An unnamed U.S. defense official said, "coalition forces conducted an airstrike in al-Bab, Syria, targeting an ISIL senior leader" and were still trying to confirm whether he was killed. A U.S. defense official called the Russian claim to have killed al-Adnani "preposterous" and "a joke" and said they stand by the statement made on August 30 that U.S. forces conducted the strike that targeted al-Adnani. Also, earlier in the day on 30 August 2016, a U.S. military intelligence official stated that al-Adnani was wounded several days previous and succumbed to his injuries in al-Bab.

The U.S. Department of Defense confirmed on 12 September that al-Adnani had been killed in an airstrike on 30 August near al-Bab.
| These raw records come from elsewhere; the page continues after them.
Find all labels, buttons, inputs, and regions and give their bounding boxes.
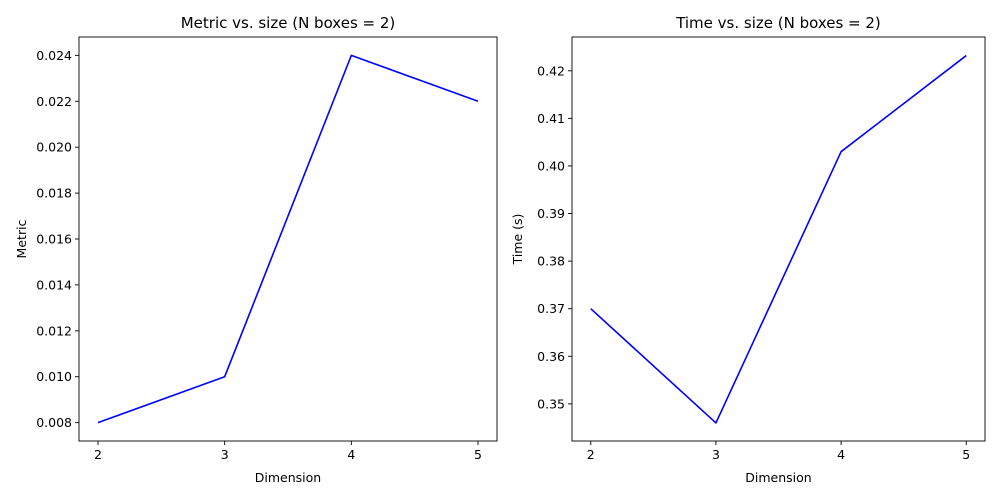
chart-2-x-tick-label: 3: [712, 447, 720, 462]
chart-1-y-tick-label: 0.014: [36, 277, 72, 292]
chart-1-title: Metric vs. size (N boxes = 2): [181, 14, 396, 32]
chart-2: Time vs. size (N boxes = 2) 2 3 4 5 0.35 0.36 0…: [510, 14, 986, 485]
chart-2-y-tick-label: 0.40: [537, 158, 565, 173]
chart-1-x-tick-label: 2: [94, 447, 102, 462]
chart-1-y-axis-label: Metric: [14, 219, 29, 258]
chart-2-y-tick-label: 0.41: [537, 111, 565, 126]
chart-2-y-tick-label: 0.39: [537, 206, 565, 221]
chart-1-x-tick-label: 4: [347, 447, 355, 462]
chart-1-y-tick-label: 0.008: [36, 415, 72, 430]
chart-1-y-tick-label: 0.010: [36, 369, 72, 384]
chart-1-x-tick-label: 5: [474, 447, 482, 462]
chart-2-y-tick-label: 0.36: [537, 349, 565, 364]
chart-2-y-axis-label: Time (s): [510, 214, 525, 266]
chart-2-axes-frame: [571, 36, 986, 442]
chart-2-x-tick-label: 5: [962, 447, 970, 462]
chart-1-y-tick-label: 0.022: [36, 94, 72, 109]
chart-1: Metric vs. size (N boxes = 2) 2 3 4 5 0.008 0.…: [14, 14, 498, 485]
chart-2-y-tick-label: 0.42: [537, 63, 565, 78]
chart-1-x-axis-label: Dimension: [255, 470, 321, 485]
chart-1-y-tick-label: 0.012: [36, 323, 72, 338]
chart-2-x-tick-label: 4: [837, 447, 845, 462]
chart-2-y-tick-label: 0.37: [537, 301, 565, 316]
chart-1-series-line-1: [97, 54, 479, 424]
chart-2-y-tick-label: 0.35: [537, 396, 565, 411]
chart-2-title: Time vs. size (N boxes = 2): [675, 14, 881, 32]
chart-1-y-tick-label: 0.020: [36, 140, 72, 155]
chart-1-y-tick-label: 0.016: [36, 232, 72, 247]
chart-1-y-tick-label: 0.024: [36, 48, 72, 63]
chart-2-series-line-1: [590, 54, 967, 424]
chart-2-x-axis-label: Dimension: [745, 470, 811, 485]
chart-1-y-tick-label: 0.018: [36, 186, 72, 201]
chart-2-y-tick-label: 0.38: [537, 254, 565, 269]
chart-2-x-tick-label: 2: [587, 447, 595, 462]
chart-1-x-tick-label: 3: [221, 447, 229, 462]
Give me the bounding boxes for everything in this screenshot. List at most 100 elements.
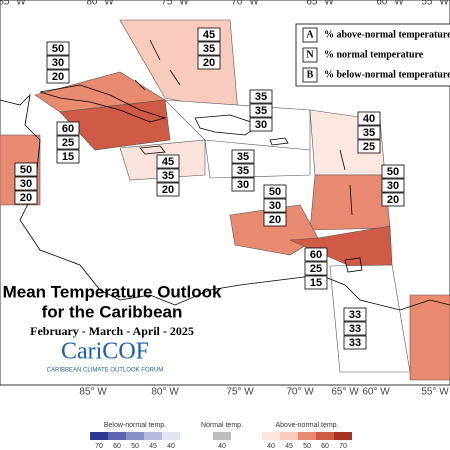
key-letter-box bbox=[302, 67, 318, 83]
region-value: 30 bbox=[255, 119, 267, 131]
colorbar-swatch bbox=[298, 432, 316, 440]
colorbar-tick: 40 bbox=[218, 443, 226, 450]
value-box bbox=[357, 111, 381, 126]
value-box bbox=[56, 135, 80, 150]
value-box bbox=[263, 212, 287, 227]
value-box bbox=[14, 190, 38, 205]
region-value: 50 bbox=[52, 43, 64, 55]
value-box bbox=[197, 27, 221, 42]
colorbar-swatch bbox=[162, 432, 180, 440]
key-text: % above-normal temperature bbox=[324, 29, 450, 40]
value-box bbox=[156, 154, 180, 169]
colorbar-swatch bbox=[126, 432, 144, 440]
longitude-label: 85° W bbox=[79, 387, 107, 398]
logo: CariCOF bbox=[61, 339, 149, 365]
region-value: 15 bbox=[62, 151, 74, 163]
region-value: 35 bbox=[203, 43, 215, 55]
region-value: 50 bbox=[387, 166, 399, 178]
longitude-label: 80° W bbox=[86, 0, 114, 8]
region-value: 15 bbox=[310, 277, 322, 289]
value-box bbox=[231, 177, 255, 192]
colorbar-tick: 70 bbox=[95, 443, 103, 450]
key-letter-box bbox=[302, 27, 318, 43]
region-value: 25 bbox=[62, 137, 74, 149]
value-box bbox=[231, 149, 255, 164]
key-letter: N bbox=[306, 49, 314, 60]
longitude-label: 65° W bbox=[306, 0, 334, 8]
value-box bbox=[46, 41, 70, 56]
longitude-label: 60° W bbox=[362, 387, 390, 398]
colorbar-swatch bbox=[144, 432, 162, 440]
region-value: 20 bbox=[387, 194, 399, 206]
value-box bbox=[14, 162, 38, 177]
coastlines bbox=[0, 39, 450, 311]
region-value: 20 bbox=[20, 192, 32, 204]
value-box bbox=[343, 335, 367, 350]
colorbar-tick: 40 bbox=[167, 443, 175, 450]
title: Mean Temperature Outlook bbox=[3, 282, 222, 301]
region-value: 35 bbox=[237, 151, 249, 163]
region-value: 35 bbox=[237, 165, 249, 177]
value-box bbox=[357, 139, 381, 154]
key-text: % normal temperature bbox=[324, 49, 424, 60]
region-value: 25 bbox=[363, 141, 375, 153]
value-box bbox=[156, 168, 180, 183]
region-value: 30 bbox=[52, 57, 64, 69]
colorbar-swatch bbox=[213, 432, 231, 440]
value-box bbox=[357, 125, 381, 140]
period: February - March - April - 2025 bbox=[30, 324, 194, 338]
region-value: 35 bbox=[363, 127, 375, 139]
colorbar-swatch bbox=[108, 432, 126, 440]
value-box bbox=[14, 176, 38, 191]
colorbar-tick: 50 bbox=[131, 443, 139, 450]
value-box bbox=[46, 55, 70, 70]
longitude-label: 80° W bbox=[151, 387, 179, 398]
longitude-label: 75° W bbox=[161, 0, 189, 8]
value-box bbox=[381, 164, 405, 179]
longitude-label: 55° W bbox=[421, 0, 449, 8]
longitude-label: 55° W bbox=[421, 387, 449, 398]
value-box bbox=[304, 247, 328, 262]
key-letter: B bbox=[307, 69, 314, 80]
value-box bbox=[46, 69, 70, 84]
region bbox=[59, 99, 171, 151]
region-value: 45 bbox=[162, 156, 174, 168]
value-box bbox=[304, 275, 328, 290]
region bbox=[204, 139, 311, 179]
value-box bbox=[156, 182, 180, 197]
longitude-label: 70° W bbox=[231, 0, 259, 8]
value-box bbox=[56, 149, 80, 164]
value-box bbox=[263, 198, 287, 213]
region-value: 30 bbox=[387, 180, 399, 192]
value-box bbox=[304, 261, 328, 276]
longitude-label: 65° W bbox=[331, 387, 359, 398]
colorbar-swatch bbox=[334, 432, 352, 440]
region-value: 30 bbox=[20, 178, 32, 190]
value-box bbox=[249, 103, 273, 118]
colorbar-label: Normal temp. bbox=[201, 422, 243, 429]
region-value: 20 bbox=[269, 214, 281, 226]
longitude-label: 85° W bbox=[0, 0, 26, 8]
region bbox=[309, 174, 391, 231]
key-letter: A bbox=[306, 29, 314, 40]
colorbar-tick: 60 bbox=[113, 443, 121, 450]
colorbar-label: Below-normal temp. bbox=[104, 422, 166, 429]
colorbar-swatch bbox=[262, 432, 280, 440]
colorbar-swatch bbox=[316, 432, 334, 440]
value-box bbox=[381, 178, 405, 193]
region-value: 20 bbox=[162, 184, 174, 196]
region-value: 33 bbox=[349, 309, 361, 321]
region bbox=[409, 294, 450, 381]
value-box bbox=[231, 163, 255, 178]
title: for the Caribbean bbox=[42, 302, 183, 321]
colorbar-tick: 45 bbox=[285, 443, 293, 450]
region bbox=[289, 225, 393, 267]
region-value: 30 bbox=[269, 200, 281, 212]
value-box bbox=[381, 192, 405, 207]
region-value: 30 bbox=[237, 179, 249, 191]
key-box bbox=[295, 23, 450, 87]
colorbar-swatch bbox=[280, 432, 298, 440]
longitude-label: 60° W bbox=[376, 0, 404, 8]
colorbar-tick: 50 bbox=[303, 443, 311, 450]
colorbar-tick: 45 bbox=[149, 443, 157, 450]
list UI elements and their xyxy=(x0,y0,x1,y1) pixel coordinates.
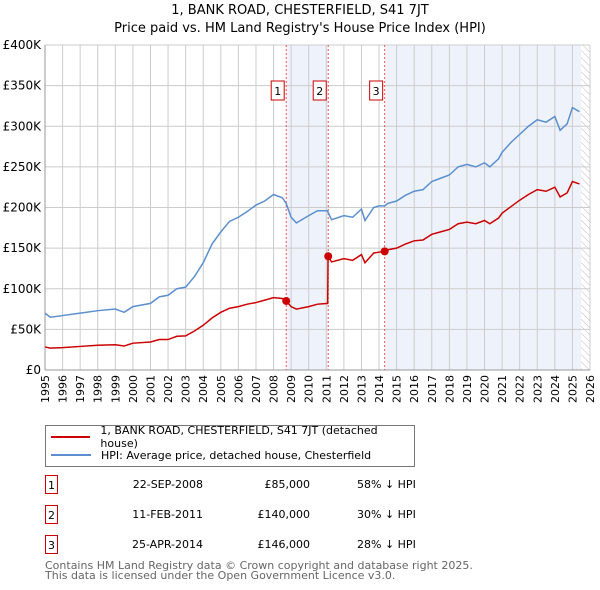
plot-area: 1995 1996 1997 1998 1999 2000 2001 2002 2003 2004… xyxy=(3,38,597,403)
chart-title: 1, BANK ROAD, CHESTERFIELD, S41 7JT xyxy=(171,3,429,18)
price-paid-line xyxy=(44,180,580,349)
x-tick-label: 2022 xyxy=(514,375,527,403)
x-tick-label: 2025 xyxy=(566,375,579,403)
chart-subtitle: Price paid vs. HM Land Registry's House … xyxy=(114,21,486,36)
x-tick-label: 2021 xyxy=(496,375,509,403)
x-tick-label: 2013 xyxy=(355,375,368,403)
x-tick-label: 1997 xyxy=(74,375,87,403)
sale-badge-box xyxy=(312,80,327,101)
sale-price: £146,000 xyxy=(257,538,311,551)
sale-hpi: 28% ↓ HPI xyxy=(357,538,416,551)
y-tick-label: £100K xyxy=(3,282,43,296)
footer-line: This data is licensed under the Open Gov… xyxy=(45,569,396,582)
legend-swatch xyxy=(51,436,91,438)
x-tick-label: 2001 xyxy=(144,375,157,403)
sale-date: 22-SEP-2008 xyxy=(132,478,203,491)
y-tick-label: £400K xyxy=(3,38,43,52)
x-tick-label: 2023 xyxy=(531,375,544,403)
sale-badge-label: 1 xyxy=(274,85,281,98)
x-tick-label: 1995 xyxy=(39,375,52,403)
sale-badge: 2 xyxy=(45,505,58,524)
y-tick-label: £0 xyxy=(26,363,41,377)
y-tick-label: £200K xyxy=(3,201,43,215)
sale-point xyxy=(380,247,389,256)
x-tick-label: 2018 xyxy=(443,375,456,403)
sale-badge: 3 xyxy=(45,535,58,554)
sale-price: £140,000 xyxy=(257,508,311,521)
legend: 1, BANK ROAD, CHESTERFIELD, S41 7JT (det… xyxy=(45,424,415,467)
x-tick-label: 2006 xyxy=(232,375,245,403)
sale-badge-label: 2 xyxy=(316,85,323,98)
x-tick-label: 2017 xyxy=(426,375,439,403)
sale-row: 1 22-SEP-2008 £85,000 58% ↓ HPI xyxy=(45,475,445,495)
x-tick-label: 2005 xyxy=(215,375,228,403)
x-tick-label: 2024 xyxy=(549,375,562,403)
x-tick-label: 2015 xyxy=(391,375,404,403)
sale-badge-label: 3 xyxy=(373,85,380,98)
sale-hpi: 30% ↓ HPI xyxy=(357,508,416,521)
footer-line: Contains HM Land Registry data © Crown c… xyxy=(45,559,473,572)
legend-item-price-paid: 1, BANK ROAD, CHESTERFIELD, S41 7JT (det… xyxy=(51,424,414,450)
sale-date: 11-FEB-2011 xyxy=(132,508,203,521)
x-tick-label: 2000 xyxy=(127,375,140,403)
x-tick-label: 2009 xyxy=(285,375,298,403)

After his death al-Adnani was featured on the cover of the first issue of IS propaganda magazine Rumiyah, which praised both his life as a jihadist and his 'martyrdom'. It repeatedly stated that the killing of al-Adnani will only strengthen the organization as there are many who will follow his path and replace him.

==Books==
He wrote a number of books, including The Context of Jihad and Its Related Issues and Verses on the Jurisprudence of Jihad, that he penned while being imprisoned by the Americans. Many of his publications eventually served as textbooks for Islamic State fighters in training camps, where he also used to teach the Arabic language and its grammar, as well as Islamic law.